What are the Emotions of the Dying?


When a person knows that death is near, his or her emotions around it can be as complicated as they are devastating. “When people face their own death, they realize they’re not the same person they were prior to facing it,” says Jill Cohen, a New York City–based grief counselor. “And most realize that their relationships aren’t the same either.” Here are some of the emotions most likely to surface:


When you feel your life is being cut short—at any age—it’s natural to feel angry. People may feel cheated that they’re not able to watch their young kids reach adulthood or that it’s unfair that their healthy lifestyle habits haven’t protected them from a terminal illness.

This anger may not always present in the manner we’d expect, says Cohen. Rather than rail against the disease or death itself, people may lash out at their loved ones or may demonstrate shorter tempers and outsize reactions to things that might otherwise be just small annoyances.


Even in a room crowded with family and friends, a person facing his or her own death may feel deeply alone. Death can be an isolating and solitary experience. That’s part of the reason many people facing their own death can benefit from support groups filled with others in a similar situation, says Cohen. But even with that support in place, knowing that death is looming can fuel a profound sense of loneliness.
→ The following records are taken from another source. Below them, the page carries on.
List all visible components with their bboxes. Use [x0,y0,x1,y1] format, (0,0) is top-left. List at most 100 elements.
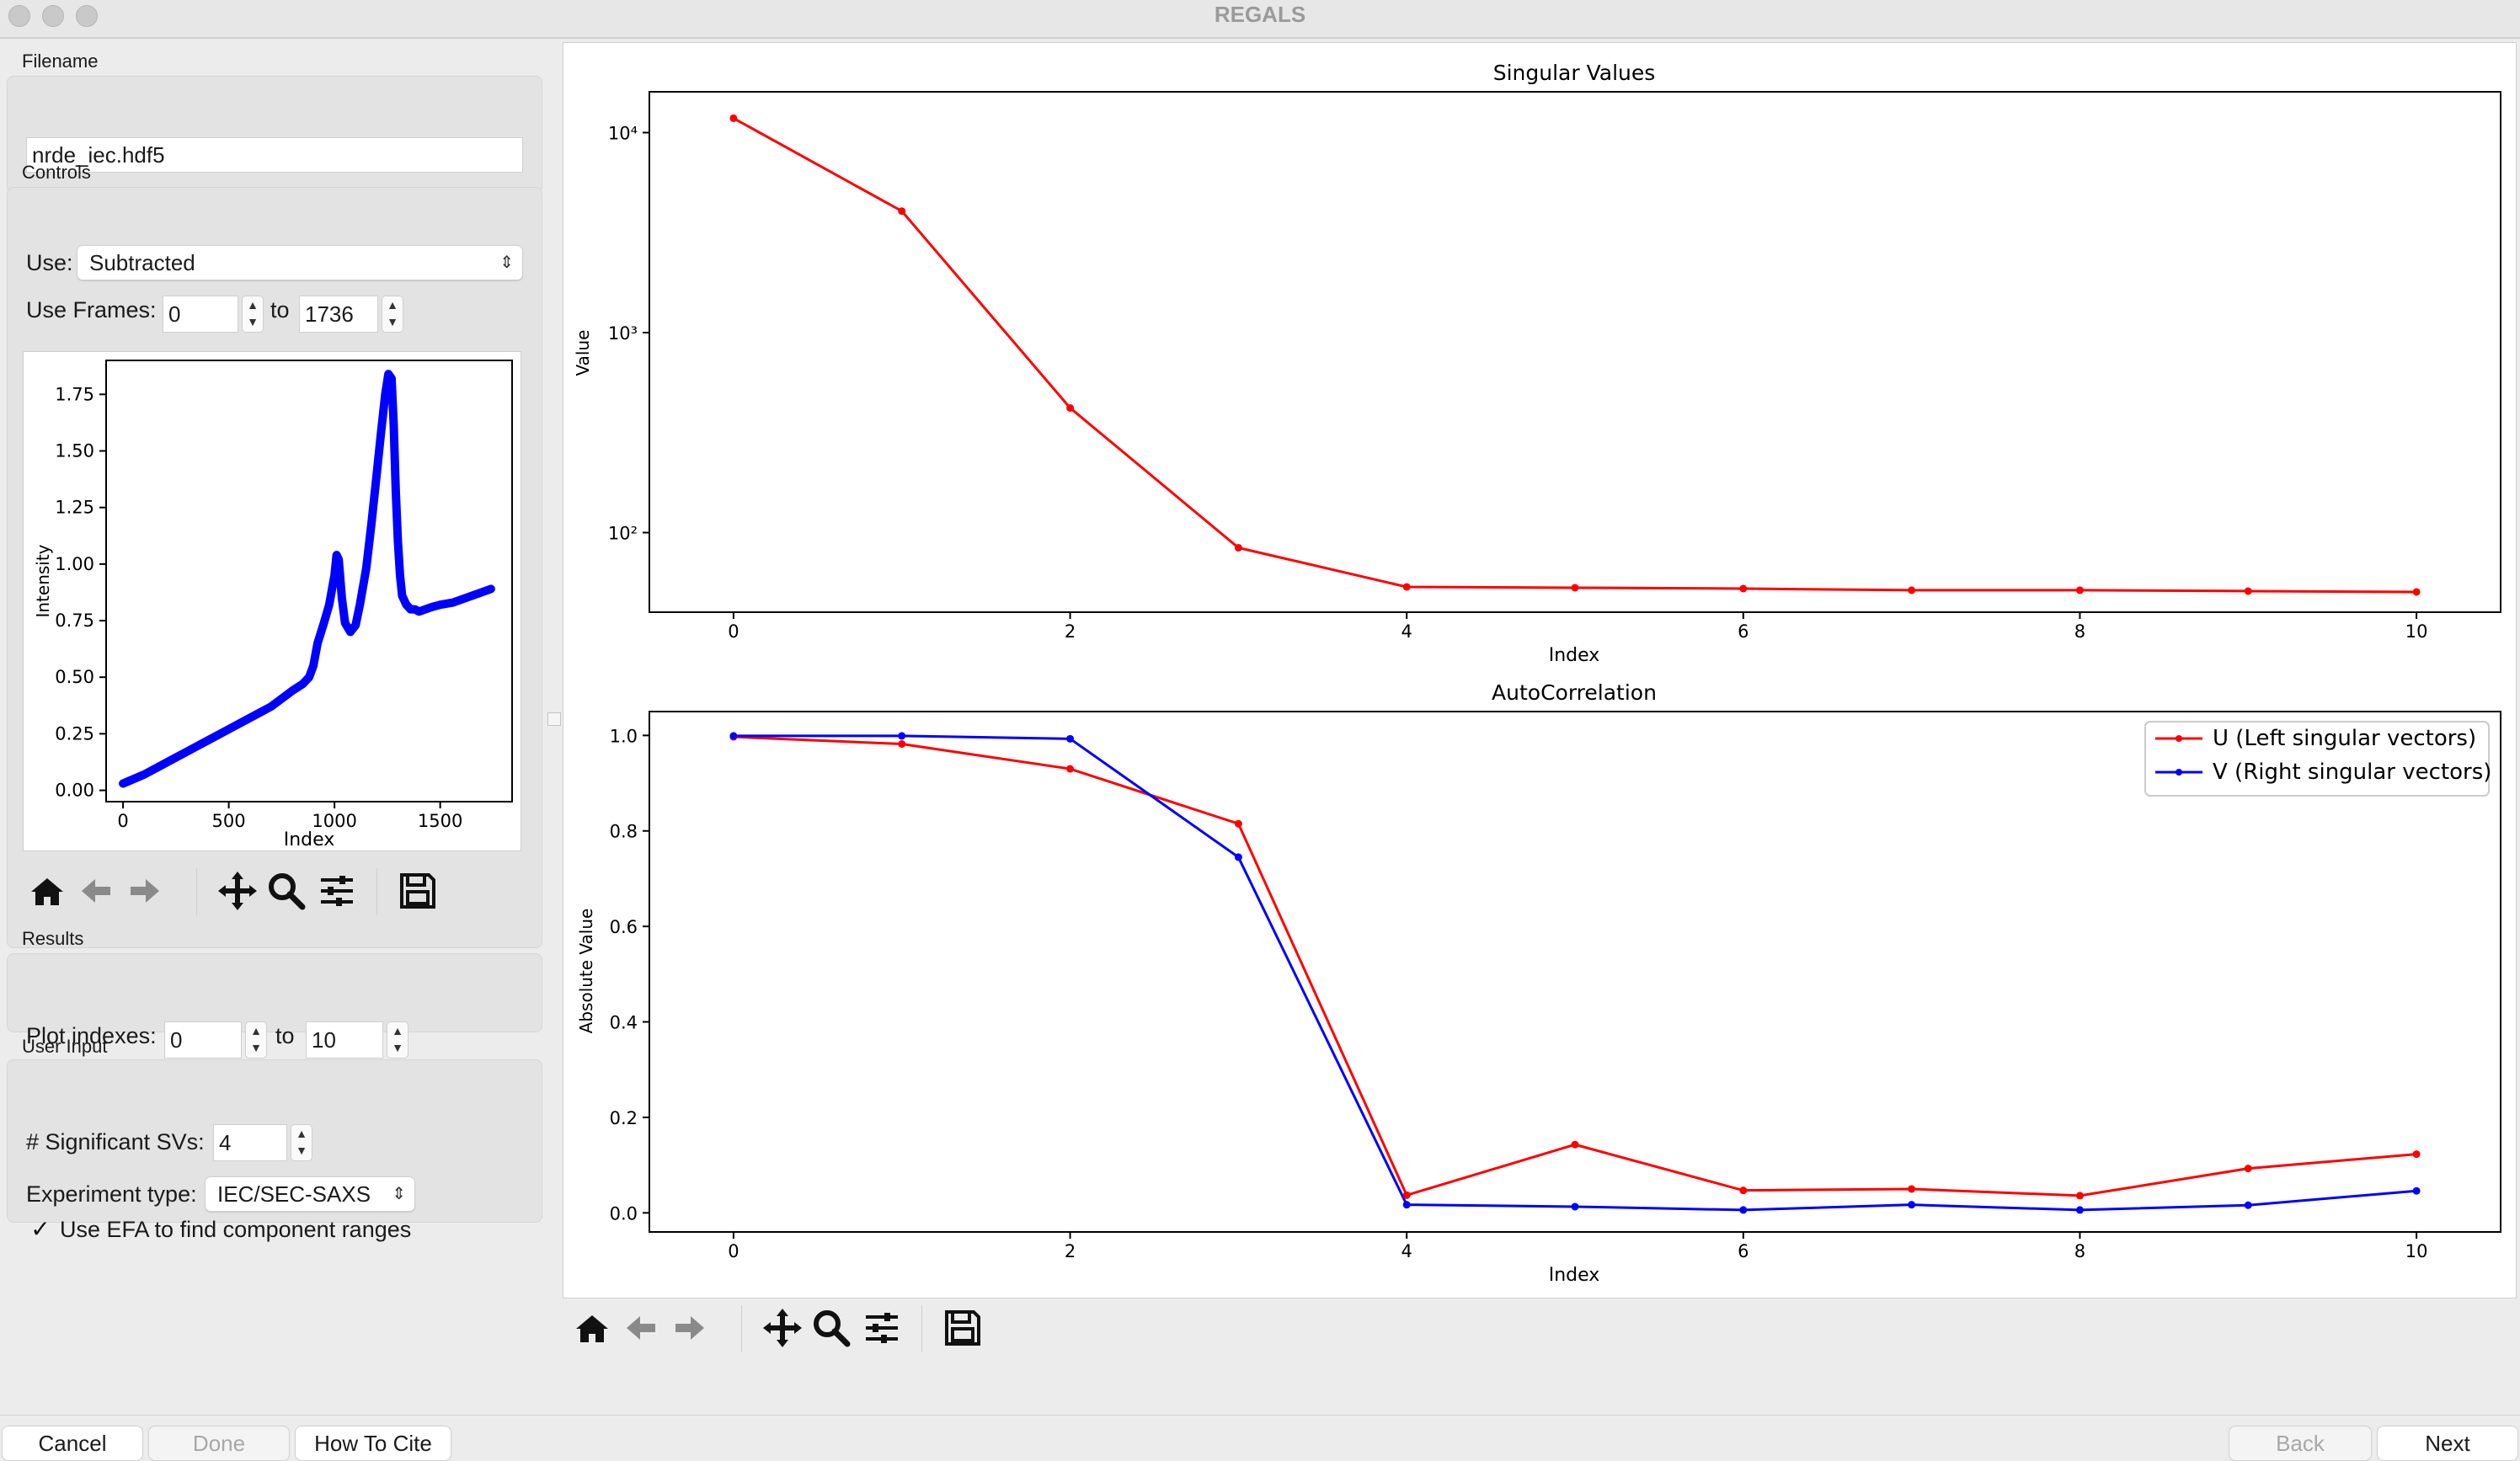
bottom-button-bar: Cancel Done How To Cite Back Next [0,1415,2520,1461]
experiment-type-value: IEC/SEC-SAXS [217,1181,371,1207]
forward-arrow-icon[interactable] [667,1305,713,1351]
spin-arrows-icon[interactable]: ▲ ▼ [245,1021,267,1058]
sv-point [1739,584,1748,593]
ac-chart-title: AutoCorrelation [1492,680,1657,705]
sv-point [898,207,906,216]
pan-icon[interactable] [760,1305,805,1351]
forward-arrow-icon[interactable] [122,868,168,914]
legend-v-label: V (Right singular vectors) [2213,760,2491,785]
spin-arrows-icon[interactable]: ▲ ▼ [242,296,264,333]
ac-xtick-label: 6 [1738,1241,1749,1261]
ac-legend: U (Left singular vectors) V (Right singu… [2144,721,2491,797]
configure-icon[interactable] [314,868,360,914]
ac-v-series-line [733,734,2417,1212]
splitter-handle[interactable] [547,712,561,726]
ac-u-point [2244,1165,2252,1173]
use-label: Use: [26,250,73,275]
left-panel: Filename nrde_iec.hdf5 Controls Use: Sub… [0,39,556,1398]
ac-v-point [1066,734,1075,743]
sv-ytick-label: 10⁴ [608,123,638,143]
window-close-button[interactable] [8,5,30,27]
sig-svs-field[interactable]: 4 [213,1124,287,1161]
home-icon[interactable] [569,1305,615,1351]
ac-v-point [1571,1202,1579,1211]
back-button[interactable]: Back [2229,1426,2372,1461]
frames-start-field[interactable]: 0 [163,296,238,333]
ac-ytick-label: 1.0 [610,726,638,746]
controls-section-label: Controls [22,162,91,183]
profile-xtick-label: 1000 [312,811,356,831]
save-icon[interactable] [395,868,440,914]
pan-icon[interactable] [215,868,260,914]
ac-ylabel: Absolute Value [576,909,596,1034]
frames-end-field[interactable]: 1736 [299,296,378,333]
ac-v-point [1402,1201,1411,1209]
toolbar-separator [741,1305,742,1352]
use-select[interactable]: Subtracted ⇕ [77,245,523,280]
plot-end-field[interactable]: 10 [306,1021,383,1058]
controls-group: Use: Subtracted ⇕ Use Frames: 0 ▲ ▼ to 17… [7,187,542,948]
ac-u-point [1234,819,1242,828]
plot-start-field[interactable]: 0 [164,1021,242,1058]
sv-point [1571,584,1579,592]
profile-ytick-label: 1.25 [55,498,94,518]
back-arrow-icon[interactable] [73,868,119,914]
configure-icon[interactable] [859,1305,905,1351]
filename-section-label: Filename [22,51,99,72]
sv-series-line [733,117,2417,594]
back-arrow-icon[interactable] [618,1305,664,1351]
profile-plot[interactable]: 0.00 0.25 0.50 0.75 1.00 1.25 1.50 1.75 0 500 100… [24,352,521,850]
toolbar-separator [921,1305,922,1352]
save-icon[interactable] [940,1305,985,1351]
use-select-value: Subtracted [89,250,195,275]
profile-ytick-label: 1.50 [55,440,94,461]
filename-field[interactable]: nrde_iec.hdf5 [26,137,523,173]
sv-point [2244,587,2252,595]
how-to-cite-button[interactable]: How To Cite [295,1426,451,1461]
sv-xlabel: Index [1549,645,1600,666]
ac-xlabel: Index [1549,1265,1600,1286]
use-efa-checkbox[interactable]: ✓ [30,1216,51,1242]
profile-plot-canvas[interactable]: 0.00 0.25 0.50 0.75 1.00 1.25 1.50 1.75 0 500 100… [23,351,521,851]
ac-ytick-label: 0.8 [610,822,638,842]
cancel-button[interactable]: Cancel [2,1426,143,1461]
zoom-icon[interactable] [809,1305,854,1351]
spin-arrows-icon[interactable]: ▲ ▼ [382,296,403,333]
spin-arrows-icon[interactable]: ▲ ▼ [291,1124,312,1161]
ac-v-point [1234,853,1242,861]
window-zoom-button[interactable] [76,5,98,27]
plot-to-label: to [275,1023,295,1048]
plot-end-spinbox[interactable]: 10 ▲ ▼ [306,1021,415,1058]
legend-v-marker [2176,769,2182,776]
ac-xtick-label: 10 [2405,1241,2428,1261]
home-icon[interactable] [24,868,70,914]
sv-xtick-label: 8 [2074,621,2085,642]
plot-start-spinbox[interactable]: 0 ▲ ▼ [164,1021,274,1058]
user-input-group: # Significant SVs: 4 ▲ ▼ Experiment type:… [7,1059,542,1242]
sv-plot-axes [649,91,2501,613]
sig-svs-spinbox[interactable]: 4 ▲ ▼ [213,1124,319,1161]
next-button[interactable]: Next [2377,1426,2518,1461]
title-bar: REGALS [0,0,2520,39]
sv-xtick-label: 6 [1738,621,1749,642]
plot-indexes-label: Plot indexes: [26,1023,157,1048]
sv-point [2412,588,2421,596]
ac-u-point [1908,1185,1916,1193]
experiment-type-select[interactable]: IEC/SEC-SAXS ⇕ [205,1176,415,1212]
window-minimize-button[interactable] [42,5,64,27]
main-plot-canvas[interactable]: Singular Values 0 2 4 6 8 10 10² 10³ 10⁴ Index … [563,42,2517,1298]
zoom-icon[interactable] [264,868,309,914]
done-button[interactable]: Done [148,1426,290,1461]
profile-series-line [119,370,495,788]
ac-v-point [2412,1186,2421,1195]
profile-xtick-label: 0 [117,811,128,831]
profile-xtick-label: 500 [212,811,246,831]
ac-ytick-label: 0.0 [610,1203,638,1224]
spin-arrows-icon[interactable]: ▲ ▼ [387,1021,408,1058]
sv-xtick-label: 0 [728,621,739,642]
use-efa-label: Use EFA to find component ranges [60,1217,412,1242]
frames-start-spinbox[interactable]: 0 ▲ ▼ [163,296,267,333]
frames-end-spinbox[interactable]: 1736 ▲ ▼ [299,296,408,333]
results-group: Plot indexes: 0 ▲ ▼ to 10 ▲ ▼ [7,953,542,1058]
Guilt may sound like a surprising reaction to mortality, but it’s actually common, says Cohen. People often have a sense of guilt around the burden of their end-of-life care, of disrupting or overshadowing the lives of their loved ones, and of leaving behind a wake of medical bills and grief. People may also feel guilty that death is robbing their spouse, children, or siblings of future plans they may have had together, such as being walked down the aisle by a parent at a wedding. 


There can be intense feelings of regret over all that the individual intended to do but hasn’t yet done, such as finishing a big project or mending a torn relationship with a lost friend or estranged family member. Writing a letter to someone asking for forgiveness or otherwise extending an olive branch can go a long way in reducing those negative emotions.


Illness may bring with it a loss of mobility, energy, or appetite. Being confined to a hospital bed or having a calendar crowded with appointments and treatments make travel or even other activities impossible. For some, this lost control can stoke feelings of anxiety, for others a sense of malaise.


This is the most expected emotion, and indeed, it is incredibly common. People are sad that their lives are coming to end, sad that they’ll miss out on future experiences and adventures, sad to say good-bye to their loved ones.

Still, if those sad emotions become overwhelming or unrelenting, a health care team may suggest counseling or an antidepressant medication, or both. Those facing their own death typically still have moments of joy and happiness. 


Not all of the emotions surrounding an impending death are turbulent. “For some people—especially those who have had a long, full life—there is sometimes an acceptance that at some point life ends,” says Cohen. Ironically, that sense of calm can occasionally stir feelings of guilt, as friends and family members may expect the dying to be more distraught or enraged than they actually feel. But there is no right or wrong reaction to facing your own death, Cohen points out. Each person reacts in his or her own way, and every emotion that arises is valid.